Joan: We’re the generation of a church that needed to outgrow a lot of things to grow up. We have a foot in two worlds, Vatican I and Vatican II, and those two worlds were like a teeter-totter. One day you felt very Vatican I – you wanted everything set and all the answers and all of the corruptions fixed. And then you grew a little bit and you became Vatican II who said, wait a minute we’re not here to hide in a corner. We’re here to be a shining light carrying the light of Jesus in our own hands down the city streets so that other people can have faith, have certainty, have trust and know that they’re part of a community on the way to God when you put the two ends of this thing together, which Henri does for us. He was one of those people who was struggling with Vatican I at one level and gifting the world with his reading of Vatican II, and yet at the same time, very honestly saying to people, buddy, it’s not easy. Keep going, keep going. Your fullness is, don’t give up.
And all I can say is the spiritual life is a life. It is not made up of either false asceticism’s or false holiness. It is this awareness that God is with me, is in the center of me, is companioning me through my life and will give me every grace I need to get there. God is not a magic act. God is not a vending machine.

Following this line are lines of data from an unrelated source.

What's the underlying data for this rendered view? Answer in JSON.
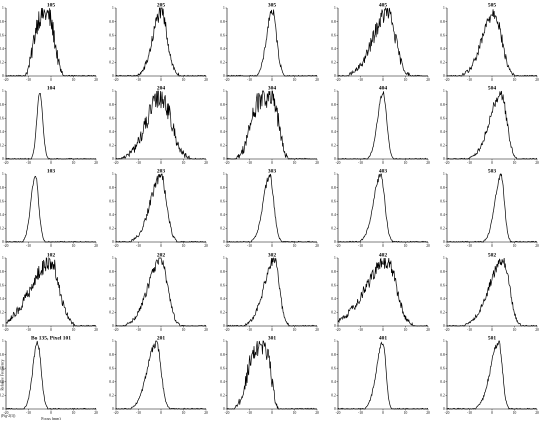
{
  "figure": {
    "ylabel": "Relative Frequency",
    "xlabel": "Focus (mm)",
    "corner_label": "(Fig-2(1))"
  },
  "chart_data": {
    "type": "line",
    "xlim": [
      -20,
      20
    ],
    "ylim": [
      0,
      1
    ],
    "x_ticks": [
      "-20",
      "-10",
      "0",
      "10",
      "20"
    ],
    "y_ticks": [
      "0",
      "0.2",
      "0.4",
      "0.6",
      "0.8",
      "1"
    ],
    "grid": false,
    "panels": [
      {
        "title": "105",
        "row": 0,
        "col": 0,
        "center": -3,
        "width": 4.5,
        "skew": 0,
        "noise": 0.18,
        "flat": true
      },
      {
        "title": "205",
        "row": 0,
        "col": 1,
        "center": 0,
        "width": 2.8,
        "skew": 0.3,
        "noise": 0.12,
        "flat": false
      },
      {
        "title": "305",
        "row": 0,
        "col": 2,
        "center": 0,
        "width": 2.0,
        "skew": 0.2,
        "noise": 0.08,
        "flat": false
      },
      {
        "title": "405",
        "row": 0,
        "col": 3,
        "center": 2,
        "width": 3.5,
        "skew": 0.8,
        "noise": 0.14,
        "flat": false
      },
      {
        "title": "505",
        "row": 0,
        "col": 4,
        "center": 1,
        "width": 3.2,
        "skew": 0.6,
        "noise": 0.12,
        "flat": false
      },
      {
        "title": "104",
        "row": 1,
        "col": 0,
        "center": -5,
        "width": 1.3,
        "skew": 0,
        "noise": 0.03,
        "flat": false
      },
      {
        "title": "204",
        "row": 1,
        "col": 1,
        "center": 0,
        "width": 4.5,
        "skew": 0.4,
        "noise": 0.17,
        "flat": false
      },
      {
        "title": "304",
        "row": 1,
        "col": 2,
        "center": -2,
        "width": 4.8,
        "skew": 0.5,
        "noise": 0.18,
        "flat": true
      },
      {
        "title": "404",
        "row": 1,
        "col": 3,
        "center": 0,
        "width": 1.6,
        "skew": 0.5,
        "noise": 0.04,
        "flat": false
      },
      {
        "title": "504",
        "row": 1,
        "col": 4,
        "center": 4,
        "width": 2.5,
        "skew": 1.0,
        "noise": 0.08,
        "flat": false
      },
      {
        "title": "103",
        "row": 2,
        "col": 0,
        "center": -7,
        "width": 1.5,
        "skew": 0.3,
        "noise": 0.04,
        "flat": false
      },
      {
        "title": "203",
        "row": 2,
        "col": 1,
        "center": 0,
        "width": 2.5,
        "skew": 0.9,
        "noise": 0.08,
        "flat": false
      },
      {
        "title": "303",
        "row": 2,
        "col": 2,
        "center": -1,
        "width": 1.8,
        "skew": 0.6,
        "noise": 0.05,
        "flat": false
      },
      {
        "title": "403",
        "row": 2,
        "col": 3,
        "center": -1,
        "width": 1.8,
        "skew": 0.8,
        "noise": 0.05,
        "flat": false
      },
      {
        "title": "503",
        "row": 2,
        "col": 4,
        "center": 4,
        "width": 1.5,
        "skew": 0.8,
        "noise": 0.04,
        "flat": false
      },
      {
        "title": "102",
        "row": 3,
        "col": 0,
        "center": 0,
        "width": 3.8,
        "skew": 1.3,
        "noise": 0.13,
        "flat": false
      },
      {
        "title": "202",
        "row": 3,
        "col": 1,
        "center": 0,
        "width": 3.0,
        "skew": 0.9,
        "noise": 0.08,
        "flat": false
      },
      {
        "title": "302",
        "row": 3,
        "col": 2,
        "center": 1,
        "width": 2.3,
        "skew": 1.0,
        "noise": 0.08,
        "flat": false
      },
      {
        "title": "402",
        "row": 3,
        "col": 3,
        "center": 2,
        "width": 4.0,
        "skew": 1.4,
        "noise": 0.12,
        "flat": false
      },
      {
        "title": "502",
        "row": 3,
        "col": 4,
        "center": 5,
        "width": 2.8,
        "skew": 1.2,
        "noise": 0.08,
        "flat": false
      },
      {
        "title": "Bo 135, Pixel 101",
        "row": 4,
        "col": 0,
        "center": -6,
        "width": 1.6,
        "skew": 0.3,
        "noise": 0.04,
        "flat": false
      },
      {
        "title": "201",
        "row": 4,
        "col": 1,
        "center": -2,
        "width": 2.0,
        "skew": 1.0,
        "noise": 0.06,
        "flat": false
      },
      {
        "title": "301",
        "row": 4,
        "col": 2,
        "center": -4,
        "width": 3.5,
        "skew": 0.9,
        "noise": 0.16,
        "flat": true
      },
      {
        "title": "401",
        "row": 4,
        "col": 3,
        "center": 0,
        "width": 1.3,
        "skew": 1.2,
        "noise": 0.04,
        "flat": false
      },
      {
        "title": "501",
        "row": 4,
        "col": 4,
        "center": 3,
        "width": 1.6,
        "skew": 1.3,
        "noise": 0.05,
        "flat": false
      }
    ]
  }
}
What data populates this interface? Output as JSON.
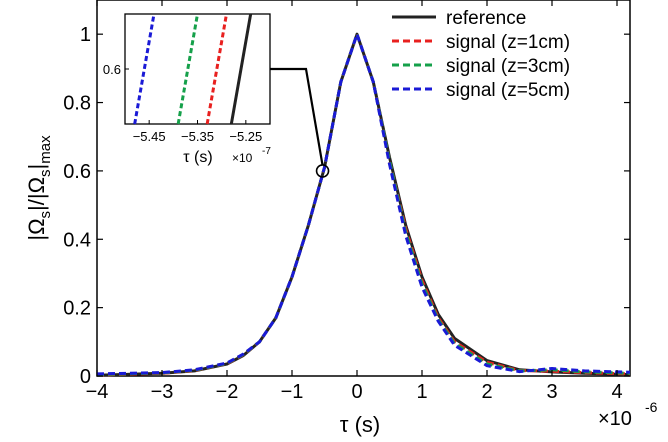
{
  "chart_data": {
    "type": "line",
    "xlabel": "τ (s)",
    "x_multiplier": "×10",
    "x_multiplier_exp": "-6",
    "ylabel_parts": [
      "|Ω",
      "s",
      "|/|Ω",
      "s",
      "|",
      "max"
    ],
    "xlim": [
      -4,
      4.2
    ],
    "ylim": [
      0,
      1.1
    ],
    "x_ticks": [
      -4,
      -3,
      -2,
      -1,
      0,
      1,
      2,
      3,
      4
    ],
    "x_tick_labels": [
      "−4",
      "−3",
      "−2",
      "−1",
      "0",
      "1",
      "2",
      "3",
      "4"
    ],
    "y_ticks": [
      0,
      0.2,
      0.4,
      0.6,
      0.8,
      1
    ],
    "y_tick_labels": [
      "0",
      "0.2",
      "0.4",
      "0.6",
      "0.8",
      "1"
    ],
    "grid": false,
    "legend_position": "top-right",
    "series": [
      {
        "name": "reference",
        "color": "#222222",
        "style": "solid",
        "x": [
          -4,
          -3,
          -2.5,
          -2,
          -1.75,
          -1.5,
          -1.25,
          -1,
          -0.75,
          -0.5,
          -0.25,
          0,
          0.25,
          0.5,
          0.75,
          1,
          1.25,
          1.5,
          2,
          2.5,
          3,
          3.5,
          4,
          4.2
        ],
        "y": [
          0.002,
          0.008,
          0.015,
          0.035,
          0.06,
          0.1,
          0.17,
          0.29,
          0.44,
          0.61,
          0.86,
          1.0,
          0.86,
          0.64,
          0.44,
          0.29,
          0.18,
          0.11,
          0.045,
          0.018,
          0.012,
          0.008,
          0.005,
          0.004
        ]
      },
      {
        "name": "signal (z=1cm)",
        "color": "#e8201f",
        "style": "dashed",
        "x": [
          -4,
          -3,
          -2.5,
          -2,
          -1.75,
          -1.5,
          -1.25,
          -1,
          -0.75,
          -0.5,
          -0.25,
          0,
          0.25,
          0.5,
          0.75,
          1,
          1.25,
          1.5,
          2,
          2.5,
          3,
          3.5,
          4,
          4.2
        ],
        "y": [
          0.003,
          0.008,
          0.016,
          0.036,
          0.062,
          0.1,
          0.17,
          0.29,
          0.44,
          0.61,
          0.86,
          1.0,
          0.86,
          0.63,
          0.43,
          0.28,
          0.17,
          0.1,
          0.04,
          0.016,
          0.014,
          0.01,
          0.007,
          0.006
        ]
      },
      {
        "name": "signal (z=3cm)",
        "color": "#15a04a",
        "style": "dashed",
        "x": [
          -4,
          -3,
          -2.5,
          -2,
          -1.75,
          -1.5,
          -1.25,
          -1,
          -0.75,
          -0.5,
          -0.25,
          0,
          0.25,
          0.5,
          0.75,
          1,
          1.25,
          1.5,
          2,
          2.5,
          3,
          3.5,
          4,
          4.2
        ],
        "y": [
          0.004,
          0.009,
          0.017,
          0.037,
          0.063,
          0.1,
          0.17,
          0.29,
          0.44,
          0.61,
          0.86,
          1.0,
          0.86,
          0.63,
          0.42,
          0.27,
          0.165,
          0.095,
          0.035,
          0.015,
          0.018,
          0.012,
          0.009,
          0.008
        ]
      },
      {
        "name": "signal (z=5cm)",
        "color": "#1a1ad6",
        "style": "dashed",
        "x": [
          -4,
          -3,
          -2.5,
          -2,
          -1.75,
          -1.5,
          -1.25,
          -1,
          -0.75,
          -0.5,
          -0.25,
          0,
          0.25,
          0.5,
          0.75,
          1,
          1.25,
          1.5,
          2,
          2.5,
          3,
          3.5,
          4,
          4.2
        ],
        "y": [
          0.006,
          0.01,
          0.018,
          0.038,
          0.064,
          0.1,
          0.17,
          0.29,
          0.44,
          0.61,
          0.86,
          1.0,
          0.86,
          0.62,
          0.41,
          0.26,
          0.16,
          0.09,
          0.03,
          0.013,
          0.022,
          0.015,
          0.012,
          0.011
        ]
      }
    ],
    "inset": {
      "xlabel": "τ (s)",
      "x_multiplier": "×10",
      "x_multiplier_exp": "-7",
      "xlim": [
        -5.5,
        -5.2
      ],
      "ylim": [
        0.57,
        0.63
      ],
      "x_ticks": [
        -5.45,
        -5.35,
        -5.25
      ],
      "x_tick_labels": [
        "−5.45",
        "−5.35",
        "−5.25"
      ],
      "y_ticks": [
        0.6
      ],
      "y_tick_labels": [
        "0.6"
      ],
      "zoom_center": {
        "x": -0.53,
        "y": 0.6
      },
      "lines": [
        {
          "name": "signal (z=5cm)",
          "color": "#1a1ad6",
          "style": "dashed",
          "x0": -5.48,
          "x1": -5.44
        },
        {
          "name": "signal (z=3cm)",
          "color": "#15a04a",
          "style": "dashed",
          "x0": -5.39,
          "x1": -5.35
        },
        {
          "name": "signal (z=1cm)",
          "color": "#e8201f",
          "style": "dashed",
          "x0": -5.33,
          "x1": -5.29
        },
        {
          "name": "reference",
          "color": "#222222",
          "style": "solid",
          "x0": -5.28,
          "x1": -5.24
        }
      ]
    }
  }
}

God is not a warrior. God is the presence and creation of all life and mine too and is in the center of me saying, “Come on, come on, you’re doing really well. Don’t worry, I’m right here. We’re going to get through this, everything is fine.”
Karen: Oh, Joan, thank you so much. I am so glad I got to talk with you today. Honestly, this has been rich and it’s been life giving, and I know it will be for all our listeners.
Joan: I want to thank you, Karen. I understand that these open-ended interviews are a risk and I admire you deeply for being willing to take other people into the conversation. That’s really where the reflection that I’m talking about and the presence of the Spirit come in. God bless you, Karen. And may you continue your work for years to come.
Karen: Oh, thank you so much, Joan. Thank you. I am deeply encouraged by your response to what we’re doing. It means a great deal to us. Thank you for today. Blessings on you my dear friend. Thank you.
Thank you for listening to today’s podcast. What an honor for me to spend time with Sister Joan Chittister. I truly enjoyed her latest book, The Monastic Heart, and I’m looking forward to returning to it as a guide to deepen my own spiritual journey.